In any case, Burgen Gin is a distilled “premium gin”, which says nothing at first except that we are dealing with a distilled gin and not a compound. The addition Dry or London Dry does not appear, which sometimes also means that nature-identical flavors can theoretically be contained and a sugar addition above 0.1g/l is possible. We learn from the manufacturer that in addition to juniper, cardamom, fennel, angelica root and coriander as well as “fruits” were used as botanicals. The bottling is then done with 45% vol., a promising value.
Well, I don’t have much to tell here, so it’s time for the tasting notes.

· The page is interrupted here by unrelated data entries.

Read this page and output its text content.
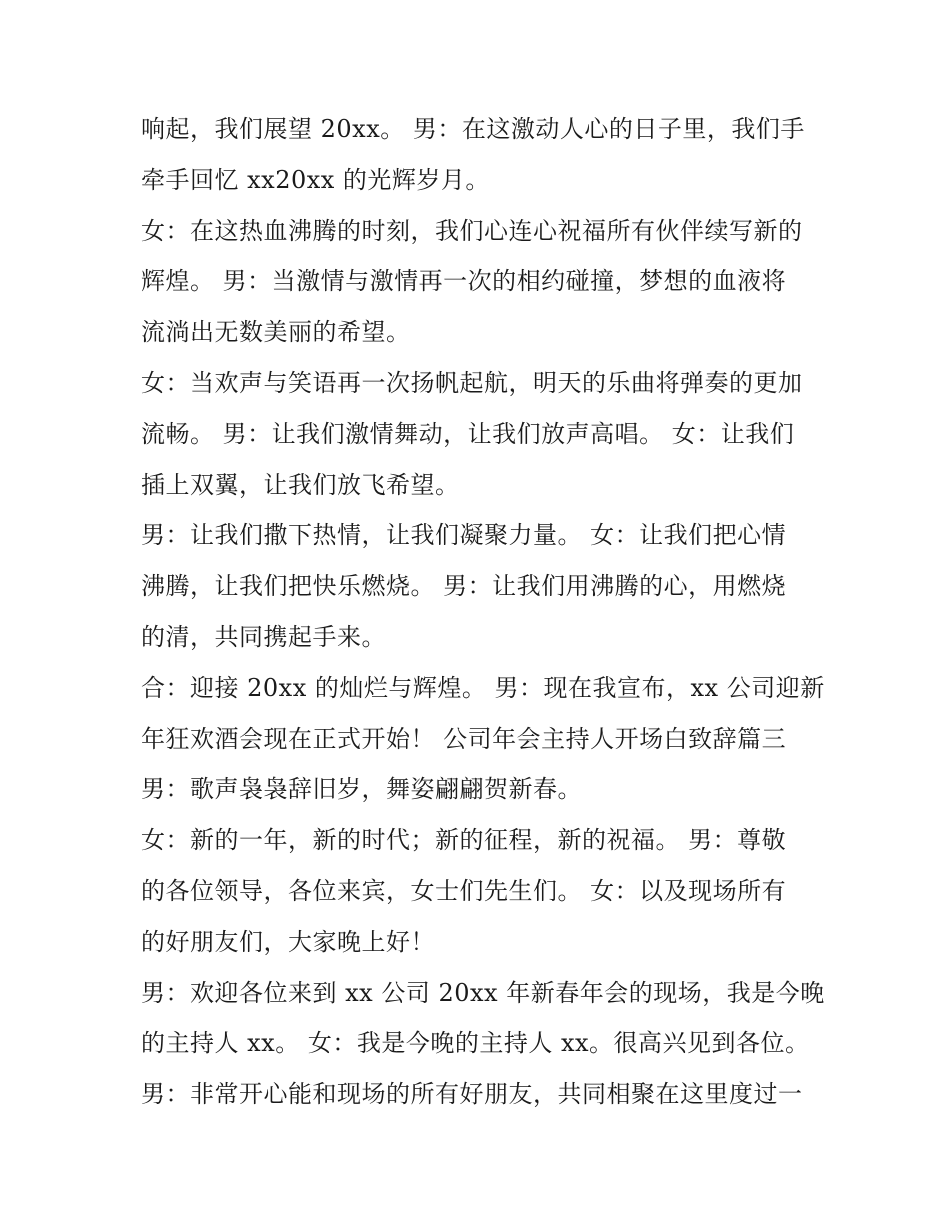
响起，我们展望 20xx。 男：在这激动人心的日子里，我们手
牵手回忆 xx20xx 的光辉岁月。
女：在这热血沸腾的时刻，我们心连心祝福所有伙伴续写新的
辉煌。 男：当激情与激情再一次的相约碰撞，梦想的血液将
流淌出无数美丽的希望。
女：当欢声与笑语再一次扬帆起航，明天的乐曲将弹奏的更加
流畅。 男：让我们激情舞动，让我们放声高唱。 女：让我们
插上双翼，让我们放飞希望。
男：让我们撒下热情，让我们凝聚力量。 女：让我们把心情
沸腾，让我们把快乐燃烧。 男：让我们用沸腾的心，用燃烧
的清，共同携起手来。
合：迎接 20xx 的灿烂与辉煌。 男：现在我宣布，xx 公司迎新
年狂欢酒会现在正式开始！ 公司年会主持人开场白致辞篇三
男：歌声袅袅辞旧岁，舞姿翩翩贺新春。
女：新的一年，新的时代；新的征程，新的祝福。 男：尊敬
的各位领导，各位来宾，女士们先生们。 女：以及现场所有
的好朋友们，大家晚上好！
男：欢迎各位来到 xx 公司 20xx 年新春年会的现场，我是今晚
的主持人 xx。 女：我是今晚的主持人 xx。很高兴见到各位。
男：非常开心能和现场的所有好朋友，共同相聚在这里度过一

Aroma: The balance between citrus tones and juniper is well-made, but what strikes me most of all next to a quite round juniper is the sweetish note that plays a part here. It reminds me of candied lemon peel and exudes something autumnal or even Christmassy. Herbal tones and some pine needles can be found, as well as a certain freshness of the fennel with its aniseed-like characteristic.
Taste: The citrus side definitely dominates on the palate and here, too, there is a considerable sweetness. I would really like to know how much sugar this gin contains because it undoubtedly has a certain propinquity to an Old Tom Gin. However, this is not a disadvantage, as the sweetness is not sticky or overpowering, but underlines the spicy-fresh character of the Burgen Gin. Fennel is also present here again.
Finish: medium long and spicy with associations of aniseed.
What might look like a smoothie on the outside is in fact a gin cocktail, inspired by a Brazilian cocktail category. It’s a Batida with fresh fruits (the Caipirinha is certainly the best known representative here). The special thing about this drink are kiwi berries or Hardy Kiwis, which botanists also call Actinidia arguta. The fruits are sweet, juicy, aromatic and quite soft, so basically perfect for use in a refreshingly exotic cocktail. I simply called the drink “Smooth & Green”.
Recipe “Smooth & Green”:
6 cl Burgen Gin
8 kiwi berries / hardy kiwis
2 cl lime juice
2 bar spoons of fine white refined sugar
2 cubes fresh pineapple (approx. 2x2cm)
Preparation: First add pineapple cubes and refined sugar to the shaker and press several times with the Muddler. Halve the kiwi berries and add them together with the remaining ingredients. Fill the shaker with ice cubes and shake vigorously for about 20 seconds. Then pour the entire contents (without straining) into the pre-cooled glass.
Garnish: pineapple leaf
Buying sources: At specialized retailers or online, for example at Conalco.
*The bottle for this review was provided to me by the Conalco Spirituosen UG. The fact that this product has been sent to me free of charge for editorial purposes does not – in any way – imply any influence on the content of this article or my rating. On the contrary, it is always an indispensable condition for me to be able to review without any external influence.